2. The docking device according to claim 1, characterized in that, The third elastic element (37) includes a first spring (371) which is sleeved on the sleeve portion (351). The first stop element (36) includes a first nut (361) which is connected to the sleeve portion (351). The distance between the first nut (361) and the ball portion (32) is adjustable.
3. The docking device according to claim 1, characterized in that, The first elastic element (341) is the second spring (3411), and the second elastic element (342) is the third spring (3421). Both the second spring (3411) and the third spring (3421) are sleeved on the connecting rod (33).
4. The docking device according to claim 1, characterized in that, The connecting assembly (30) further includes a second stop (38), which is disposed at the second end of the connecting rod (33), and the second elastic member (342) is located between the ball portion (32) and the second stop (38).

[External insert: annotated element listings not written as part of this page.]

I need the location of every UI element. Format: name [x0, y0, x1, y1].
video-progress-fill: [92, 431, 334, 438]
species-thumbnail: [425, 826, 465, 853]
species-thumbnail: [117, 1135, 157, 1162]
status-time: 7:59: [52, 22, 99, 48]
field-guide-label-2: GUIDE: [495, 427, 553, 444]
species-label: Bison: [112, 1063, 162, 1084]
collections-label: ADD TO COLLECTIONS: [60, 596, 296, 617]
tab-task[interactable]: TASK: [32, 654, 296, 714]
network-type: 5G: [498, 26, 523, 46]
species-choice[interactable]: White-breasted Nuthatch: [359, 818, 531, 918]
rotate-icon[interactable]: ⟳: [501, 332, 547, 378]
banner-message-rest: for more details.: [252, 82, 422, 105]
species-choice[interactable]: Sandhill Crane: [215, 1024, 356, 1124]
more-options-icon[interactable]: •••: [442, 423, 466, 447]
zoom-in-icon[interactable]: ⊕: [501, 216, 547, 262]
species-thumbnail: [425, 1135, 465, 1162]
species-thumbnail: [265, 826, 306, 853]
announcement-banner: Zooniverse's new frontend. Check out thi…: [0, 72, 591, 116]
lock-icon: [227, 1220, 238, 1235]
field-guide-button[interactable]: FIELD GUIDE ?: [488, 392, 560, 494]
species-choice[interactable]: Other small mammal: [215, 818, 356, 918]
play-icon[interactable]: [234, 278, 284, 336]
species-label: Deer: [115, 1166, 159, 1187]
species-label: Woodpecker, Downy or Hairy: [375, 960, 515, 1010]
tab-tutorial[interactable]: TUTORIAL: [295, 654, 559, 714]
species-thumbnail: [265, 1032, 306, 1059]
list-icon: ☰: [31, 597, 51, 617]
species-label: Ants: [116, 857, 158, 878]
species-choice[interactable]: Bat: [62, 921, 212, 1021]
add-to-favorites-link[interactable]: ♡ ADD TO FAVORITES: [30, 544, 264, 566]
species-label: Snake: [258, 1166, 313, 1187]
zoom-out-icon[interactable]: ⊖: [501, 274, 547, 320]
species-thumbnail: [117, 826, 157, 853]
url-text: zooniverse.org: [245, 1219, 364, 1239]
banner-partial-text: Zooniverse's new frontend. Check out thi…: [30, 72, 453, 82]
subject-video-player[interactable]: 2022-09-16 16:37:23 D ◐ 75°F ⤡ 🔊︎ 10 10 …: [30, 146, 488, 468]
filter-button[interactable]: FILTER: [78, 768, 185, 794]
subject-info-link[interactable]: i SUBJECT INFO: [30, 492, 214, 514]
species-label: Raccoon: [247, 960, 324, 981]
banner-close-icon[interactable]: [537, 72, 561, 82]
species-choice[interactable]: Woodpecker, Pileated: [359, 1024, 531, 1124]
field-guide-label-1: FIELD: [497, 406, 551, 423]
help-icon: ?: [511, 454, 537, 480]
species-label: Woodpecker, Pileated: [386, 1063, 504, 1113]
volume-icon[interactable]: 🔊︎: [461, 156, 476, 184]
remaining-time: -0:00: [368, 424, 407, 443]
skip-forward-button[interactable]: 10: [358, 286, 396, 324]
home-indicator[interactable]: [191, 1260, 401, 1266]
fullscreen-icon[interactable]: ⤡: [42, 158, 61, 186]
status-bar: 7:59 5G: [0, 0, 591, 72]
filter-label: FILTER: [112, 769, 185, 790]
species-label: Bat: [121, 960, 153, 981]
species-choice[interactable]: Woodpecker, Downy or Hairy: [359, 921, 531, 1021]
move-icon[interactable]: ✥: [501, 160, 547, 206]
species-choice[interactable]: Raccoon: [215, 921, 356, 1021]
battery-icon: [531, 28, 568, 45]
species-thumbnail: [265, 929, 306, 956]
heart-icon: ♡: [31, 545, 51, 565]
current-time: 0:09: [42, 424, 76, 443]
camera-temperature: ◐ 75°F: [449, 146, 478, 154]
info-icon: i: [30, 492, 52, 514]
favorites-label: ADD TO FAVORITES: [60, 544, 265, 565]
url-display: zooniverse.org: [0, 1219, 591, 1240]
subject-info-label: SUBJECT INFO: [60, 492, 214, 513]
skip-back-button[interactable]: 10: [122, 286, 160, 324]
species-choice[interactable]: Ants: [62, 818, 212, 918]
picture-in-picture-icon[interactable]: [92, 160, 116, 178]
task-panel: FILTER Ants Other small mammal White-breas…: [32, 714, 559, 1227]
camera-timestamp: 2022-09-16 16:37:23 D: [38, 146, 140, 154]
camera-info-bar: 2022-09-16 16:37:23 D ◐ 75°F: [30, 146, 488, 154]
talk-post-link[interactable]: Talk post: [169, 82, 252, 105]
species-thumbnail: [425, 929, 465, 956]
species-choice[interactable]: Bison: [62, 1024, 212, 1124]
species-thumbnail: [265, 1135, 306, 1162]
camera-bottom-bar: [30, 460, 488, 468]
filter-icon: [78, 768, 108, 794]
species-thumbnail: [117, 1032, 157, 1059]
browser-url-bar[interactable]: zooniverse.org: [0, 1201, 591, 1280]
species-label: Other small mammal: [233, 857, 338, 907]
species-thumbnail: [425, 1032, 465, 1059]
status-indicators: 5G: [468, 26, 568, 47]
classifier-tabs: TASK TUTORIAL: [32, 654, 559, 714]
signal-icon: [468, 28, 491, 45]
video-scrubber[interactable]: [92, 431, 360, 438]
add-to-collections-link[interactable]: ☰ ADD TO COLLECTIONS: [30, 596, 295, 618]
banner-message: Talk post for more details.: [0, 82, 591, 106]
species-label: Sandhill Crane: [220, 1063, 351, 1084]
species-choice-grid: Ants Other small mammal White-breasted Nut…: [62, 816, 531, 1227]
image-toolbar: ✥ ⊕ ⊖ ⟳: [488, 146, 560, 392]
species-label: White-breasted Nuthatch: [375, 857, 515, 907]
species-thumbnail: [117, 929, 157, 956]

5. The docking device according to claim 4, characterized in that, The second stop (38) includes a second nut (381), the distance between the second nut (381) and the second mounting base (20) is adjustable.
6. The docking device according to any one of claims 2 to 5, characterized in that, The connecting assembly (30) further includes a third stop (39) connected to the connecting rod (33) and located between the first mounting base (10) and the second mounting base (20), and the first elastic member (341) located between the third stop (39) and the first stop (36).
7. The docking device according to claim 6, characterized in that, The third stop (39) includes a third nut (391), and the distance between the third nut (391) and the second mounting base (20) is adjustable.
8. The docking device according to any one of claims 1 to 5, characterized in that, There are multiple connecting components (30), and the multiple connecting components (30) are arranged at intervals between the first mounting base (10) and the second mounting base (20).
9. A docking robot, comprising a robotic arm (100) and a docking device connected to said robotic arm (100), characterized in that, The docking device is the docking device according to any one of claims 1 to 8.